De pronto se encontró frente al cuarto de “Sorteo de ropa sucia”, como rezaba el letrero sobre la puerta.
—Nunca se entra sin el equipo adecuado —le había advertido el jefe.
—Sí señor,
— ¿Tienes buena salud?
— ¡Muy buena! —gritó.
Esa respuesta ablandó al jefe que de inmediato enumerό las obligaciones: Abrir grandes sacos que pendían desde el techo y caían directo a un túnel, sabanas, toallas y batas blancas.
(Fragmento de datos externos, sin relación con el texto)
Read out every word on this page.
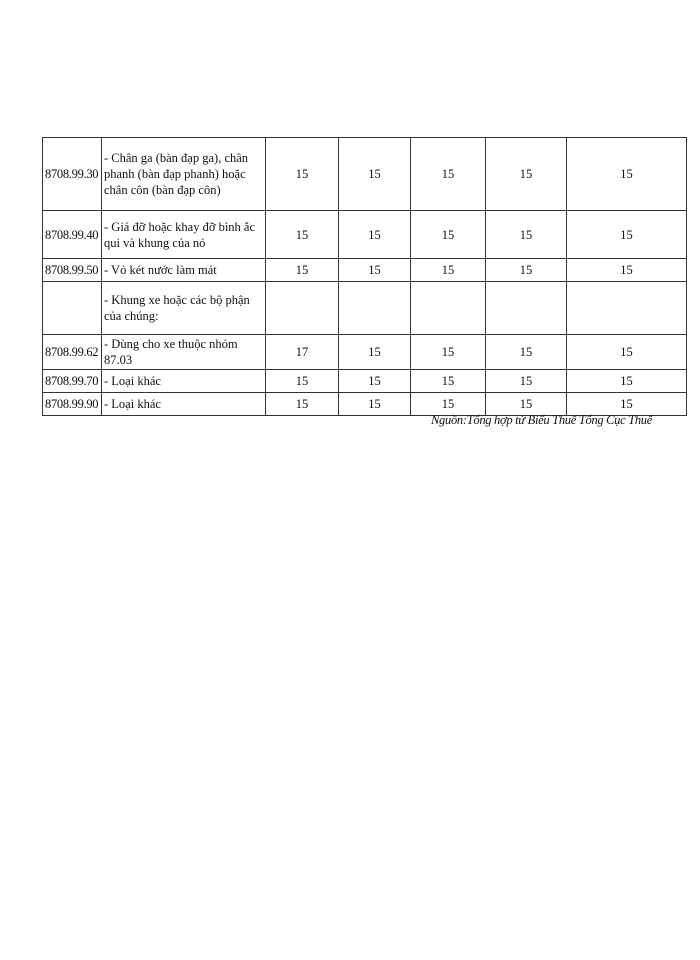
8708.99.30	- Chân ga (bàn đạp ga), chân phanh (bàn đạp phanh) hoặc chân côn (bàn đạp côn)	15	15	15	15	15
8708.99.40	- Giá đỡ hoặc khay đỡ bình ắc qui và khung của nó	15	15	15	15	15
8708.99.50	- Vỏ két nước làm mát	15	15	15	15	15
	- Khung xe hoặc các bộ phận của chúng:					
8708.99.62	- Dùng cho xe thuộc nhóm 87.03	17	15	15	15	15
8708.99.70	- Loại khác	15	15	15	15	15
8708.99.90	- Loại khác	15	15	15	15	15
Nguồn:Tổng hợp từ Biểu Thuế Tổng Cục Thuế
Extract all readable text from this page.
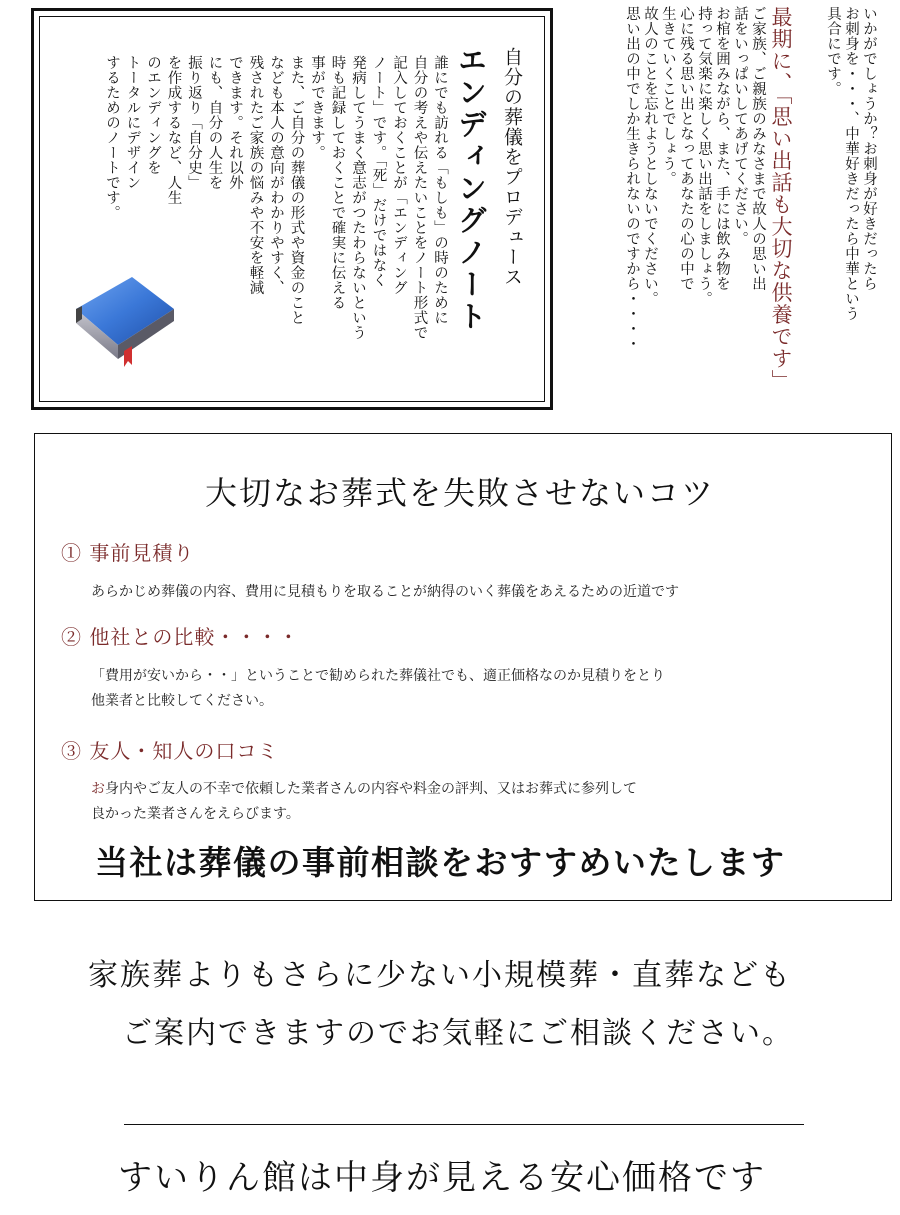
いかがでしょうか？お刺身が好きだったら
お刺身を・・・、中華好きだったら中華という
具合にです。

最期に、「思い出話も大切な供養です」

ご家族、ご親族のみなさまで故人の思い出
話をいっぱいしてあげてください。
お棺を囲みながら、また、手には飲み物を
持って気楽に楽しく思い出話をしましょう。
心に残る思い出となってあなたの心の中で
生きていくことでしょう。
故人のことを忘れようとしないでください。
思い出の中でしか生きられないのですから・・・・

自分の葬儀をプロデュース

エンディングノート

誰にでも訪れる「もしも」の時のために
自分の考えや伝えたいことをノート形式で
記入しておくことが「エンディング
ノート」です。「死」だけではなく
発病してうまく意志がつたわらないという
時も記録しておくことで確実に伝える
事ができます。
また、ご自分の葬儀の形式や資金のこと
なども本人の意向がわかりやすく、
残されたご家族の悩みや不安を軽減
できます。それ以外
にも、自分の人生を
振り返り「自分史」
を作成するなど、人生
のエンディングを
トータルにデザイン
するためのノートです。

大切なお葬式を失敗させないコツ

① 事前見積り

あらかじめ葬儀の内容、費用に見積もりを取ることが納得のいく葬儀をあえるための近道です

② 他社との比較・・・・

「費用が安いから・・」ということで勧められた葬儀社でも、適正価格なのか見積りをとり
他業者と比較してください。

③ 友人・知人の口コミ

お身内やご友人の不幸で依頼した業者さんの内容や料金の評判、又はお葬式に参列して
良かった業者さんをえらびます。

当社は葬儀の事前相談をおすすめいたします

家族葬よりもさらに少ない小規模葬・直葬なども

ご案内できますのでお気軽にご相談ください。

すいりん館は中身が見える安心価格です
Al otro extremo se separaran por: sucias, muy sucias, o contaminadas.
—Una vez sorteadas, las acarreas a los lavadores.
—Las de quirófano van a aquel cuarto.
— ¿Sabes leer?
— ¡Sí señor!
— ¿Qué dice ese letrero?
Antes que el chico leyera el jefe se apresurό.
—“Usar mascarilla y guantes”
—Te probaré en el turno diurno. —le dijo, mirando el joven rostro pálido.
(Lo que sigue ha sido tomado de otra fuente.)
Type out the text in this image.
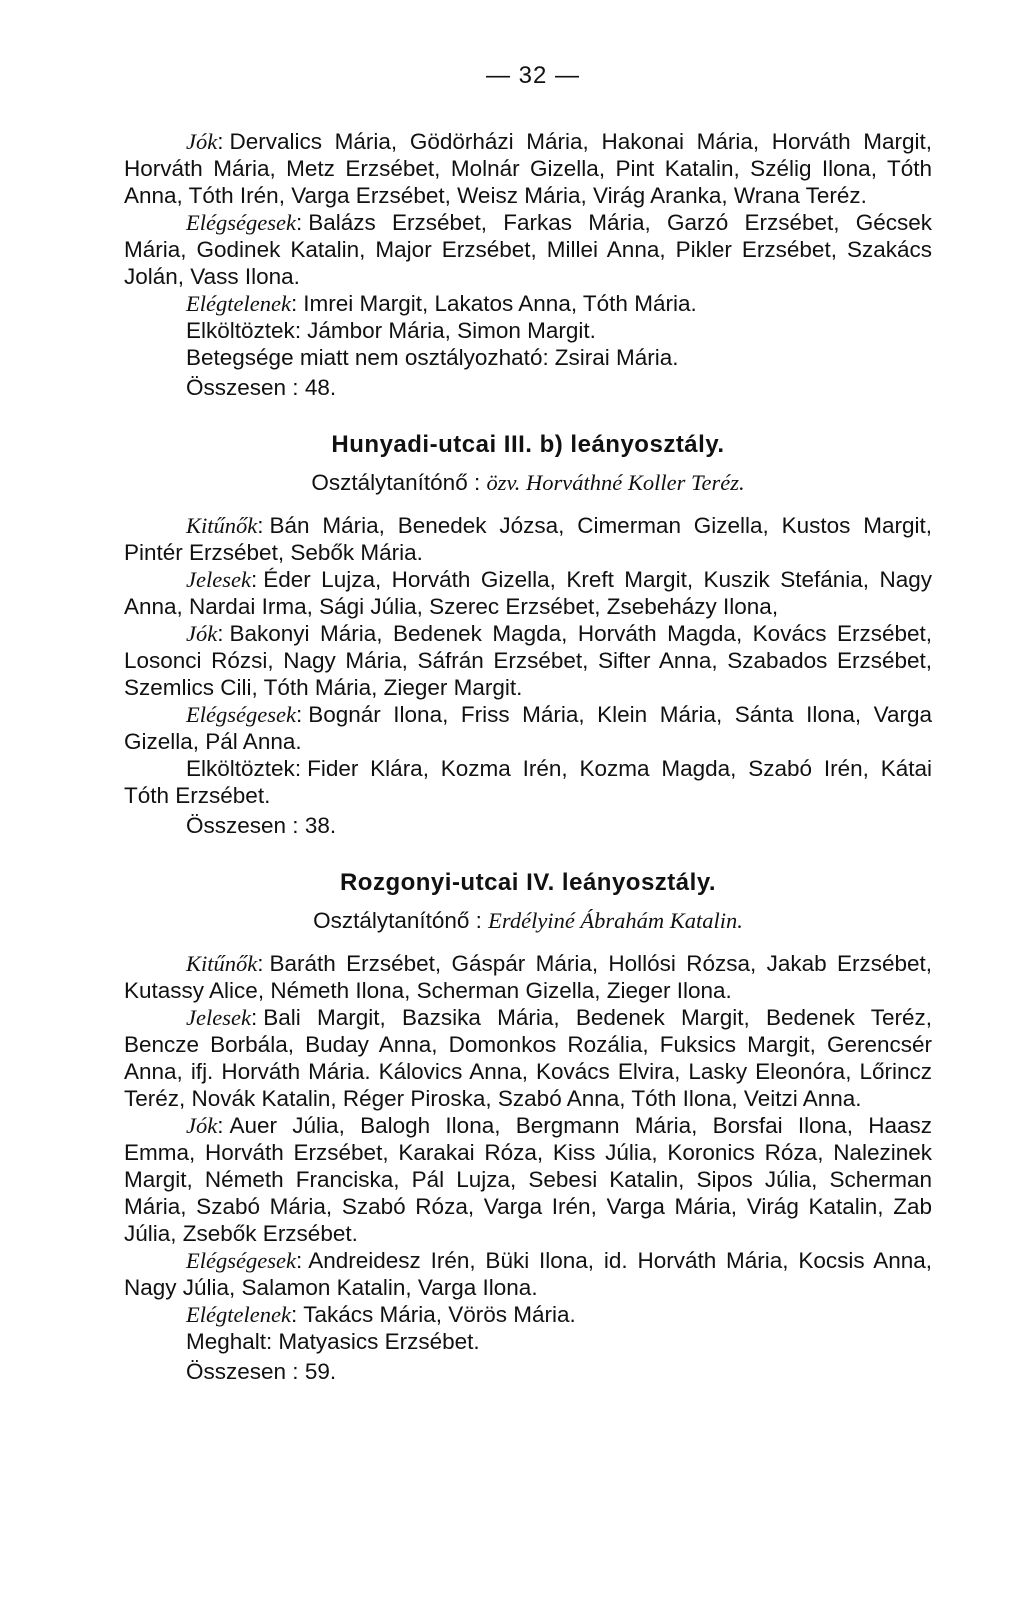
— 32 —

Jók: Dervalics Mária, Gödörházi Mária, Hakonai Mária, Horváth Margit, Horváth Mária, Metz Erzsébet, Molnár Gizella, Pint Katalin, Szélig Ilona, Tóth Anna, Tóth Irén, Varga Erzsébet, Weisz Mária, Virág Aranka, Wrana Teréz.

Elégségesek: Balázs Erzsébet, Farkas Mária, Garzó Erzsébet, Gécsek Mária, Godinek Katalin, Major Erzsébet, Millei Anna, Pikler Erzsébet, Szakács Jolán, Vass Ilona.

Elégtelenek: Imrei Margit, Lakatos Anna, Tóth Mária.

Elköltöztek: Jámbor Mária, Simon Margit.

Betegsége miatt nem osztályozható: Zsirai Mária.

Összesen : 48.
Hunyadi-utcai III. b) leányosztály.
Osztálytanítónő : özv. Horváthné Koller Teréz.

Kitűnők: Bán Mária, Benedek Józsa, Cimerman Gizella, Kustos Margit, Pintér Erzsébet, Sebők Mária.

Jelesek: Éder Lujza, Horváth Gizella, Kreft Margit, Kuszik Stefánia, Nagy Anna, Nardai Irma, Sági Júlia, Szerec Erzsébet, Zsebeházy Ilona,

Jók: Bakonyi Mária, Bedenek Magda, Horváth Magda, Kovács Erzsébet, Losonci Rózsi, Nagy Mária, Sáfrán Erzsébet, Sifter Anna, Szabados Erzsébet, Szemlics Cili, Tóth Mária, Zieger Margit.

Elégségesek: Bognár Ilona, Friss Mária, Klein Mária, Sánta Ilona, Varga Gizella, Pál Anna.

Elköltöztek: Fider Klára, Kozma Irén, Kozma Magda, Szabó Irén, Kátai Tóth Erzsébet.

Összesen : 38.
Rozgonyi-utcai IV. leányosztály.
Osztálytanítónő : Erdélyiné Ábrahám Katalin.

Kitűnők: Baráth Erzsébet, Gáspár Mária, Hollósi Rózsa, Jakab Erzsébet, Kutassy Alice, Németh Ilona, Scherman Gizella, Zieger Ilona.

Jelesek: Bali Margit, Bazsika Mária, Bedenek Margit, Bedenek Teréz, Bencze Borbála, Buday Anna, Domonkos Rozália, Fuksics Margit, Gerencsér Anna, ifj. Horváth Mária. Kálovics Anna, Kovács Elvira, Lasky Eleonóra, Lőrincz Teréz, Novák Katalin, Réger Piroska, Szabó Anna, Tóth Ilona, Veitzi Anna.

Jók: Auer Júlia, Balogh Ilona, Bergmann Mária, Borsfai Ilona, Haasz Emma, Horváth Erzsébet, Karakai Róza, Kiss Júlia, Koronics Róza, Nalezinek Margit, Németh Franciska, Pál Lujza, Sebesi Katalin, Sipos Júlia, Scherman Mária, Szabó Mária, Szabó Róza, Varga Irén, Varga Mária, Virág Katalin, Zab Júlia, Zsebők Erzsébet.

Elégségesek: Andreidesz Irén, Büki Ilona, id. Horváth Mária, Kocsis Anna, Nagy Júlia, Salamon Katalin, Varga Ilona.

Elégtelenek: Takács Mária, Vörös Mária.

Meghalt: Matyasics Erzsébet.

Összesen : 59.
Ya en el comedor, escuchó decir a don Armando
—Nunca preguntes el salario de los otros, eso a ti no te incumbe.
«Aquí da gusto comer» suspiró el muchacho, comparando las guaridas insalubres por las que deambulo.
—¡Eso es todo!
Al día siguiente, Manuel se presentό a “De Normando” y escuchó emocionado el sonar de la sirena.
Los más antiguos, aseguraban que Manuel en cualquier momento saldría por donde entró. Pero eso no ocurrió Se fue ganando la confianza del jefe, se fue integrando a las bromas de sus compañeros, a las comidas rápidas, a moverse en metro y caminar sin reparo las cuadras restantes.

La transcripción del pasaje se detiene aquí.